March 29 | 0 COMMENTS print
Life and work of Archbishop Romero remembered in London
‘A great saint of our times’ was how Archbishop Oscar Romero was referred to at an ecumenical gathering in London last Saturday, marking the 33rd anniversary of the assassination of the Jesuit martyr.
The gathering took place in the city’s St Martin in the Fields Church, Trafalgar Square, and was organised by the Archbishop Romero Trust and Pax Christi.
Marie Dennis, co-president of Pax Christi International, a global Catholic peace movement, said that Archbishop Romero of El Salvador had an ‘unequivocal belief in Resurrection.’
“We are invited again—by the life and witness of this great saint of our times—to do the same,” Ms Dennis told those gathered.

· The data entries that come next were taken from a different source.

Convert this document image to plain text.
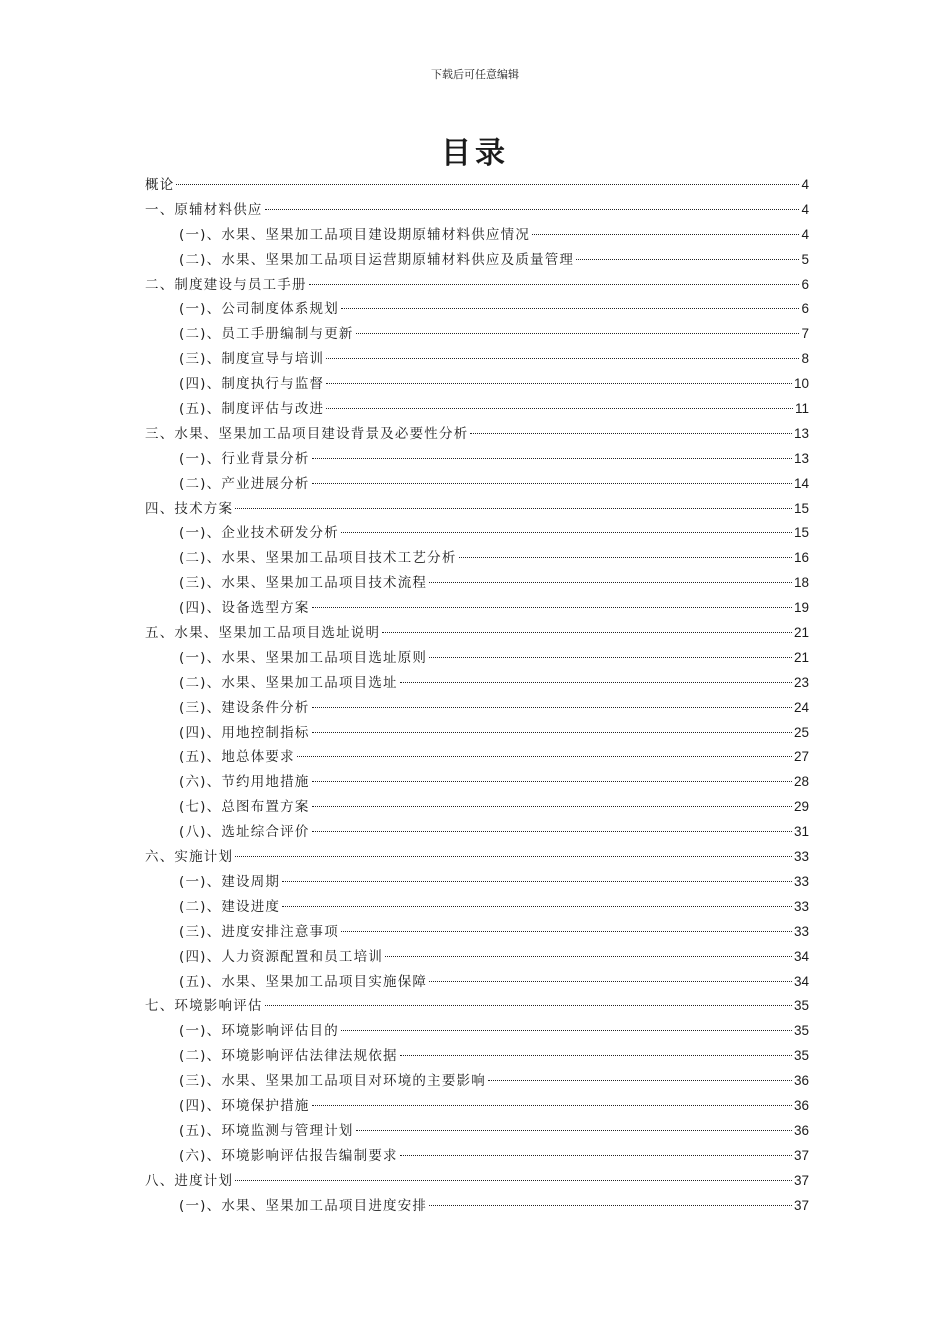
下载后可任意编辑
目录
概论	4
一、原辅材料供应	4
(一)、水果、坚果加工品项目建设期原辅材料供应情况	4
(二)、水果、坚果加工品项目运营期原辅材料供应及质量管理	5
二、制度建设与员工手册	6
(一)、公司制度体系规划	6
(二)、员工手册编制与更新	7
(三)、制度宣导与培训	8
(四)、制度执行与监督	10
(五)、制度评估与改进	11
三、水果、坚果加工品项目建设背景及必要性分析	13
(一)、行业背景分析	13
(二)、产业进展分析	14
四、技术方案	15
(一)、企业技术研发分析	15
(二)、水果、坚果加工品项目技术工艺分析	16
(三)、水果、坚果加工品项目技术流程	18
(四)、设备选型方案	19
五、水果、坚果加工品项目选址说明	21
(一)、水果、坚果加工品项目选址原则	21
(二)、水果、坚果加工品项目选址	23
(三)、建设条件分析	24
(四)、用地控制指标	25
(五)、地总体要求	27
(六)、节约用地措施	28
(七)、总图布置方案	29
(八)、选址综合评价	31
六、实施计划	33
(一)、建设周期	33
(二)、建设进度	33
(三)、进度安排注意事项	33
(四)、人力资源配置和员工培训	34
(五)、水果、坚果加工品项目实施保障	34
七、环境影响评估	35
(一)、环境影响评估目的	35
(二)、环境影响评估法律法规依据	35
(三)、水果、坚果加工品项目对环境的主要影响	36
(四)、环境保护措施	36
(五)、环境监测与管理计划	36
(六)、环境影响评估报告编制要求	37
八、进度计划	37
(一)、水果、坚果加工品项目进度安排	37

She also urged a rethink on what we understand by security, saying that ‘the orchestration of fear and the response to orchestrated fear have become the primary occupation of too many people.’
At the start of the service, the congregation laid candles around a bust of Archbishop Romero, who was assassinated by a right-wing death squad on March 24, 1980 while celebrating Mass.
His assassination occurred one day after he gave a sermon calling on Salvadoran soldiers, as Christians, to obey God’s higher order and to stop carrying out the government’s repression and violations of basic human rights. According to an audio recording of the Mass, he was shot while elevating the chalice at the end of the Eucharistic rite.
Prayers were said at Saturday’s service for progress in the Canonisation cause of Oscar Romero (left) and, at the conclusion of the service, El Salvador’s Ambassador to the UK, Werner Matias Romero, described 2013 as a ‘year of hope for El Salvador, especially with the election of the first Latin American Pope.’
He reported that when the country’s first lady, Vanda Pignato, conversed with Pope Francis after his inauguration last week and showed him her lapel badge carrying an image of Archbishop Romero, the Pope, ‘expressed his hope to have a rapid Canonisation process of Archbishop Romero, as a recognition of his legacy.’